A narrativa reconta um dos episódios mais presentes no imaginário popular, os julgamentos das Bruxas de Salem. A genialidade do enredo está no fato de que a escritora caribenha, Maryse Condé, recriou todo esse universo sob a perspectiva de uma das mulheres condenadas, a negra escravizada Tituba. Importante dizer que essa personagem existiu de fato, porém, sua figura foi praticamente ignorada pelos registros da época. É que a vida dos oprimidos e marginalizados nunca foi objeto de grandes holofotes para fins de documentação histórica.

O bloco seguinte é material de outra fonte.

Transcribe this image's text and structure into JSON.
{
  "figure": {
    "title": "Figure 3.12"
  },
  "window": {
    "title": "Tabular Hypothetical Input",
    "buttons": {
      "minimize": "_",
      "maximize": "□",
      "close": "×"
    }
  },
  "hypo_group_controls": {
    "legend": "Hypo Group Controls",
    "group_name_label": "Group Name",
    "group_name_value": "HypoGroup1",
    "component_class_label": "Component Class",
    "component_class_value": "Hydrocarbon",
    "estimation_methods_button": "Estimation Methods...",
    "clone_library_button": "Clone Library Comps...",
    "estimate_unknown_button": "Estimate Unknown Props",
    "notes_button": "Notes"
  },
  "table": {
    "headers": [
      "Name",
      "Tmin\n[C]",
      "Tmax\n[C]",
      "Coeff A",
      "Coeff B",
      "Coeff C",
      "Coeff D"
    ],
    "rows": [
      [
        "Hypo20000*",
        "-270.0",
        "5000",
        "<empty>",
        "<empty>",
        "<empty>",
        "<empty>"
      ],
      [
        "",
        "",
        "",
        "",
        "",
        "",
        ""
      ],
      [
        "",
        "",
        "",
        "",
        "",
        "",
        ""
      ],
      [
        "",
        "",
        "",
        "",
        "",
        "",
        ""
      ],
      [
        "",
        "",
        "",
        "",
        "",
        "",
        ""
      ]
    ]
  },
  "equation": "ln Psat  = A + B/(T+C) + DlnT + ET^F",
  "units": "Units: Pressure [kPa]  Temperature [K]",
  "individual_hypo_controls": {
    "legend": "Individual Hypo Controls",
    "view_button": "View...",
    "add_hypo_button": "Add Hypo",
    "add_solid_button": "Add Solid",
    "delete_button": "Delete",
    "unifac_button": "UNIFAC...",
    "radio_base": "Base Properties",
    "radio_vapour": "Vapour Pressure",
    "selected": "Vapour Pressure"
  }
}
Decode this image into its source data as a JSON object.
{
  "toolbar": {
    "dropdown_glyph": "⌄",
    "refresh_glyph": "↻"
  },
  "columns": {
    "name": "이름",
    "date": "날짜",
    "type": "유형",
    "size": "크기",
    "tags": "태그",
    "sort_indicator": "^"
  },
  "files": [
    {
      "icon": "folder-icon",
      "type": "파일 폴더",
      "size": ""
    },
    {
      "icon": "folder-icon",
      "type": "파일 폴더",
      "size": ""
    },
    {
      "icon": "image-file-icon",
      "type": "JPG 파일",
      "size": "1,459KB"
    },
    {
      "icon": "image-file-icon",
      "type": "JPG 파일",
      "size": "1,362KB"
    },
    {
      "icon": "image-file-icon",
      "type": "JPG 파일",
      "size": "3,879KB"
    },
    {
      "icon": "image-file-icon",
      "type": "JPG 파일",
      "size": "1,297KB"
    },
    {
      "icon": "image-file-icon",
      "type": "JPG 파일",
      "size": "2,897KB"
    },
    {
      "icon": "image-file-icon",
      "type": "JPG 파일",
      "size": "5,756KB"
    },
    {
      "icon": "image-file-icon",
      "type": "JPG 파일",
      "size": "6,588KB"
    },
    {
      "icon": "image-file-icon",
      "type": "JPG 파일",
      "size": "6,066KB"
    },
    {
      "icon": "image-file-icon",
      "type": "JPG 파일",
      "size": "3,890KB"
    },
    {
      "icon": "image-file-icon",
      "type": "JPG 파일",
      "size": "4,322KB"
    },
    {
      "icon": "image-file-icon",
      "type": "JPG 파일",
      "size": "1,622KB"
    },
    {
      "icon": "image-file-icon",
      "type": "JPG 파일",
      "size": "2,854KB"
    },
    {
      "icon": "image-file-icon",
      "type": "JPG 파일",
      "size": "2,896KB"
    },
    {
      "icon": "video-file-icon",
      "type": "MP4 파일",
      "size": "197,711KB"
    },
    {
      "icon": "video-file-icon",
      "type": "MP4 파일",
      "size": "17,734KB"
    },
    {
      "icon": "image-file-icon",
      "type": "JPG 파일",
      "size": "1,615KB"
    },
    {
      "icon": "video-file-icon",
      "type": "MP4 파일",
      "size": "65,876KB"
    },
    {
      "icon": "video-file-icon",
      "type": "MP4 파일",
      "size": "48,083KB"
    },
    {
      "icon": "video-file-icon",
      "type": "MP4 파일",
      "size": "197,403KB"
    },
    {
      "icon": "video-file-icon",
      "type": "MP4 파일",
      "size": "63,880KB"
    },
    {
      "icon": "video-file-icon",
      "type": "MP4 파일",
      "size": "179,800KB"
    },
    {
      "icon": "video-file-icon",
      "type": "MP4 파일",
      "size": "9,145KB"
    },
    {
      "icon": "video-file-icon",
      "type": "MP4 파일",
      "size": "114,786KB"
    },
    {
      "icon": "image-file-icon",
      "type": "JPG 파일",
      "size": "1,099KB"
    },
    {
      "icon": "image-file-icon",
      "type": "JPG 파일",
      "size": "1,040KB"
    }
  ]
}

Mas neste livro, Tituba ganha voz e protagonismo. A partir de uma escrita singela, quase crua, dosada com belas passagens em que são revelados seus temores, aflições e desejos mais secretos, o leitor se vê enredado na sufocante atmosfera do vilarejo de Salem, na Massachusetts colonial do século 17. Nesse cenário, podemos testemunhar que o puritanismo vigente, cuja moral implacavelmente conservadora instalou no vilarejo uma paranoia quase palpável de tão densa, foi propulsor da maior caça às bruxas da história.
Em adição a todo esse contexto de moralismo exacerbado, Condé trabalha um conjunto de elementos — escravidão, preconceitos de raça, gênero e classe, intolerância e repressão religiosas, identidade e cultura afrodescendentes — que dão a tônica e sustentam a força e, paradoxalmente, a beleza do livro.